Bem cedo na infância conheci o mundo dos quadrinhos com a Turma da Mônica, a Disney e o Recruta Zero, mas só me apaixonei mesmo aos 12 anos quando comprei minha primeira revistinha de super-herói.
É curioso que eu já desenhava minhas próprias revistas de super-herói desde os 8-9 anos, inspirado apenas pelos desenhos animados que via na TV, mas tinha a noção básica da narração em quadrinhos por causa das revistas infantis que conhecia. Quando conheci as revistas da Marvel e DC, tive uma grande evolução na técnica de quadrinização, porque agora tinha em mãos um material para me inspirar e ensinar.
O fato é que desde a primeira revista eu fiquei viciado (inclusive a li e reli várias vezes) e precisava alimentar o vício. Foi assim que eu aprendi a poupar (calma, que não vou dar um sermão sobre finanças).
Toda semana eu ganhava uns trocadinhos para dois fins: comprar um lanche na escola e ir pra escola e voltar pra casa de ônibus, pois eu morava a uns seis quilômetros da escola. Pois bem, desde os doze anos até o fim do ensino médio, nunca tive o hábito de lanchar e com frequência eu fazia meu trajeto a pé.
Às vezes só ia a pé e voltava de ônibus, às vezes o contrário e às vezes ia e voltava a pé (aliás, bons tempos aqueles em que uma criança podia andar sozinha nas ruas e chegar segura em casa). Acabei me tornando um magrinho bem atlético com tantas caminhadas, o que foi um bônus deste hábito que criei com o objetivo de juntar os trocados para comprar minhas revistinhas.

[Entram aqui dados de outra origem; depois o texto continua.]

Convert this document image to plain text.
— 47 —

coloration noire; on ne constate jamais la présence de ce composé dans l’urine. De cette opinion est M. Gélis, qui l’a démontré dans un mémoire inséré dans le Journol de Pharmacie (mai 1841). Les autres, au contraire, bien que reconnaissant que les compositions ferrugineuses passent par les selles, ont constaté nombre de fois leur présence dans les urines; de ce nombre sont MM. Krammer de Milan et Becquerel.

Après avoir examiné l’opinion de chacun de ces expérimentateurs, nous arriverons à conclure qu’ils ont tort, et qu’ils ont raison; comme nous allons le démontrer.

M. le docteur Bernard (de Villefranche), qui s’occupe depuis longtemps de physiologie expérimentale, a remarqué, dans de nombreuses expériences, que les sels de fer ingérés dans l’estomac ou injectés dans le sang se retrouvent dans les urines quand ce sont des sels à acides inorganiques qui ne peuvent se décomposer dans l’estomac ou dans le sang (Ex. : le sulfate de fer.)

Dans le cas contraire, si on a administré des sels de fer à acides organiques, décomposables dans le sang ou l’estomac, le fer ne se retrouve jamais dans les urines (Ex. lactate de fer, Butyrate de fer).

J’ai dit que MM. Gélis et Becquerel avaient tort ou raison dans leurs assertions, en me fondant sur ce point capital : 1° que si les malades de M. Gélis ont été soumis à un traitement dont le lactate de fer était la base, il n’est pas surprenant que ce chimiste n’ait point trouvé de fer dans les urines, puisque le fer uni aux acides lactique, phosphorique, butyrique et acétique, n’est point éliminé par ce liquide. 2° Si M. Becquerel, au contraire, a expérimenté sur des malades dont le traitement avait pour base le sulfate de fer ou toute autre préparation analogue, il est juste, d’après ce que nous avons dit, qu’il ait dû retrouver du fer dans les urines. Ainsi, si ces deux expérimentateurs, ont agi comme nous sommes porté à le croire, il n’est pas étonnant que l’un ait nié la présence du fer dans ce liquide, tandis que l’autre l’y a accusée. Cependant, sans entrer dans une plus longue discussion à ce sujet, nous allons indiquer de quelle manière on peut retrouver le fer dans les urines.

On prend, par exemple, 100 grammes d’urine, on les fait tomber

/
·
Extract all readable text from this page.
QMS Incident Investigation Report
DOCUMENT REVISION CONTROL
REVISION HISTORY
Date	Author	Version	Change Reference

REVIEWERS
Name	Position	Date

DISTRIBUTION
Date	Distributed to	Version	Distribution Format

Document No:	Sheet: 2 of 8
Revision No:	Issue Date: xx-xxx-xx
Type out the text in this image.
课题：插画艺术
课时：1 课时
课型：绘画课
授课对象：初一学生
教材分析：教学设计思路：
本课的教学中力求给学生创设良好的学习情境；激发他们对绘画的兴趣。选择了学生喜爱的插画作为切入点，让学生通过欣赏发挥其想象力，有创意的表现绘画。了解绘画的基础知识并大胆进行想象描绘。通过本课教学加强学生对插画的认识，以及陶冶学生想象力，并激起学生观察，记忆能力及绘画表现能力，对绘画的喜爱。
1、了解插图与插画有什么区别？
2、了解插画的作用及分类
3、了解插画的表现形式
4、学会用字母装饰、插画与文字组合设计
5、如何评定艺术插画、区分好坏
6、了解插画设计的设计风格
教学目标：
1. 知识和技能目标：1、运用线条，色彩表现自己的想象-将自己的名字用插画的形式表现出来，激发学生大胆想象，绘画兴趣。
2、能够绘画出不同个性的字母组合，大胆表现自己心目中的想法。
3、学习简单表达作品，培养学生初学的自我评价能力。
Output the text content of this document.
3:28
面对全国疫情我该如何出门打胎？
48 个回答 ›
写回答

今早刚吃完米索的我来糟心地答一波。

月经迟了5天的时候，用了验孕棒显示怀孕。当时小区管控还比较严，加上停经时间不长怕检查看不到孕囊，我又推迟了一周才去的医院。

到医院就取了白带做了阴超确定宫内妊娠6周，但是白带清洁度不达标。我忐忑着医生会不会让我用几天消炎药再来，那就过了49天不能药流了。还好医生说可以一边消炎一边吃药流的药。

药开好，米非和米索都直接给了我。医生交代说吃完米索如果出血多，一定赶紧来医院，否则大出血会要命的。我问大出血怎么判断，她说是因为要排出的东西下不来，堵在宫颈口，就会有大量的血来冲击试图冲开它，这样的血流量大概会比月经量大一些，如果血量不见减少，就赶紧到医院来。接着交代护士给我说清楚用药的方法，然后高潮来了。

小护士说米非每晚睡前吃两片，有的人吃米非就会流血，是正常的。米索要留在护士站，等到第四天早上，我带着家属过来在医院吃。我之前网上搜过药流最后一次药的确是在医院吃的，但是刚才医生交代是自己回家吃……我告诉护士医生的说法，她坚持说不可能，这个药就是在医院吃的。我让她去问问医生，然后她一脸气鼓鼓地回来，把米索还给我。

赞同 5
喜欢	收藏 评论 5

Minha coleção de HQs era meu tesouro, conquistado literalmente com suor. Eu era bem zeloso e guardava carinhosamente cada revista em um saquinho. Ao longo dos anos elas permaneceram muito bem preservadas. Não lembro quantas revistas cheguei a acumular. Umas 300 talvez.
Eis que na vida adulta eu passei por várias fases de minimalismo. Hoje em dia esse negócio de minimalismo virou moda, virou até uma espécie de luxo, e eu já fui e já voltei neste caminho por motivos subjetivos, mas em alguns momentos também por causa da depressão.
Na depressão eu sentia que tudo me pesava, tudo era um fardo, e queria me desvencilhar das coisas. Foi nestas fases que cheguei a doar várias de minhas revistinhas para a biblioteca de uma escola. Depois até soube de como os alunos rapidamente estragaram aquelas revistas pelo uso, revistas que eu corservei com tanto cuidado por décadas e foram destruídas em semanas pela meninada.
Também cheguei a vender algumas em sebos e, enfim, ao longo dos anos fui desmontando esta coleção que guardava as memórias de minha infância, coleção que construí com muitas horas e quilômetros de caminhadas.
Mas eis que agora estamos na era da internet. Depois de adulto descobri aí nos sites da vida centenas, ou melhor, milhares de revistas disponíveis pra download. Fiquei encantado com esta facilidade. Encontrei tanta coisa que eu sonhava ler na infância, tantas sagas, edições especiais que meus trocadinhos não bastavam pra comprar...
É curioso que eu tive tanto trabalho pra comprar minhas revistinhas ao longo de cinco ou seis anos, amealhando as moedas, poupando com as muitas caminhadas, e, se existisse naquela época a facilidade da internet de hoje, eu baixaria o equivalente a toda esta coleção de cinco anos em uma hora.
É um clichê de véios falar isto, mas é inevitável pensar a respeito: hoje a facilidade de acesso às coisas é realmente muito superior em relação ao mundo de 10-20 anos atrás. Hoje então eu tenho uma coleção virtual de revistas que vou precisar de uma vida inteira para ler.
E sempre será assim. Daqui a 10-20 anos as coisas ainda serão mais fáceis e acessíveis (a não ser que aconteça uma virada muito brusca e sinistra no curso da história, como a implantação de uma tirania) e a geração atual vai falar para os mais novos do futuro como as coisas eram mais difíceis no seu tempo.
O fato é que não lamento o trabalho que tive pra conseguir minhas revistas. Teria sido legal, sim, se na época eu pudesse matar minha vontade de ler simplesmente buscando na internet, mas talvez eu não teria desenvolvido o saudável hábito da caminhada.